Bottom line, I still love him. My heart breaks every night when things get quiet because I miss him. He was my best friend and I cannot believe he did this, yet again. I know how stupid it sounds for me to be saying that I still love someone who stabbed me in the back countless times, but I do.
It hurts when I know that while I'm going to bed alone, he's living with the new OW/GF, having written off me and (even worse) his children. I know that he's a piece of crap husband and father. I just wish he weren't. I wish my kids didn't have to ask why Mommy and Daddy aren't going to live together anymore. Or the anger in my son's eyes when he tells me (out of hearing range of his sister) that he knows why Daddy doesn't love Mommy anymore. Because Daddy has a girlfriend, and Daddy thinks she's prettier and nicer than Mommy (my in-laws discussed this in front of the kids before we moved). But that it's not true and his Daddy is a bad husband. And not to worry because I'll always have him and his sister, so I'll never be alone. It' not fair that my babies have to go through this. It's not fair that my babies are going through what I went through. I know this means they'll possibly have the chance to see what a stable, healthy relationship looks like, but I hated being the child of divorced parents and I didn't want it for them.
Sorry for being so long-winded. Just a lot on my brain tonight. I know it'll get easier, I'm just impatient. I wish I could move on as quickly at my stbX.
“Fear is the cheapest room in the house. I would like to see you living in better conditions.”
I remember when I was where you are now someone here said to me "Sometime very soon this won't be something that is happening, it will be something that has happened".
Whilst it is happening there are no words of comfort to soothe you.
Please know you are not alone. Please know you won't die of heartbreak (I was certain I was dying), please know there was nothing you could do to stop him betraying you just as there was nothing you could do to make him betray you.
Please know it won't always hurt this bad. Someday soon the BS fog will clear and you'll see things as they really were, not as you hoped and wished they would be.
Until then please be gentle with yourself. Drink lots of water, try to eat, sleep when you can. Physical exhaustion makes the emotional exhaustion all the harder to bear.
The only way through it is through it. You WILL get through it. Just got to get past this horrible part first.

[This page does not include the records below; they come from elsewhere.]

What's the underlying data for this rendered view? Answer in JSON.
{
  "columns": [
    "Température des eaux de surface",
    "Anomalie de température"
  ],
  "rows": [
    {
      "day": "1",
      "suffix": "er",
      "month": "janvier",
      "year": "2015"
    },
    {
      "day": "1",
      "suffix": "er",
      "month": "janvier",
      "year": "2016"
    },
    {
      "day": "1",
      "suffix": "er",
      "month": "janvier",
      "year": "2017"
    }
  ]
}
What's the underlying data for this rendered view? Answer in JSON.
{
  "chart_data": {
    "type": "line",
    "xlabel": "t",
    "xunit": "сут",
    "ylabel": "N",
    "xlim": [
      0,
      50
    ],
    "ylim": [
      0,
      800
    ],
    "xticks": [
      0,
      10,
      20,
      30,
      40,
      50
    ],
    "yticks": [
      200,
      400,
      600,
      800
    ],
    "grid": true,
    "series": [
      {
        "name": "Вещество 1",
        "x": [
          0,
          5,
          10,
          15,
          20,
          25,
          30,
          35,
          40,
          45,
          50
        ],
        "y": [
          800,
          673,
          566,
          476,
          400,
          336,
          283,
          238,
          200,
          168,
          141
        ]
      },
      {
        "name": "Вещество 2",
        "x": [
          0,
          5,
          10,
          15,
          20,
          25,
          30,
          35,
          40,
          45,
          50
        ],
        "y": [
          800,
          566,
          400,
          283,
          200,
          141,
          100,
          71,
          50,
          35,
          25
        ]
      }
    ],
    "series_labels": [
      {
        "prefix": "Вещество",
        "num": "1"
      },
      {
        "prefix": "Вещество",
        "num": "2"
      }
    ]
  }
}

I know you don't believe it now -- I didn't -- but there will come a time when you are so relieved and happy to be away and you won't even remember how bad it felt.
Are you in IC at all?
Married: 11 years, no kids
Character is destiny
I imagine that once I get past all of the "firsts," it won't hurt nearly as badly. But it was my "first" Valentine's Day, birthdays (mine and his) w/o him in nine years. It was my "first" Mother's Day w/o him. I always thought we'd be together. Duh, obviously, because I'm sure most, if not all, of us thought that. I'm ready for the loneliness to subside. I'm not in IC at the moment, there's just no time with the Army program I'm in. All available appointments are during class hours and if we miss too much class, they can drop us from the course. So for right now I'm trying to deal with things as best I can, and if I can't deal with it I bury it until a later time. Not the healthiest of methods, I know. :)
Many people here, myself included, have found the books "getting past your breakup" by Susan Elliott and "The Journey from Abandonment to Healing" by Susan Anderson to be very helpful.
And, even when you do start to break through you will have times where the sadness, loneliness, anger and the seemingly unfairness of it all comes flooding back.
I know, because I am experiencing it myself right now.
I am not saying this to make you feel worse, I am just letting you know that it is an ongoing process that all BS go through.
Thankfully you can know that you are not alone and that we are here to listen and offer support.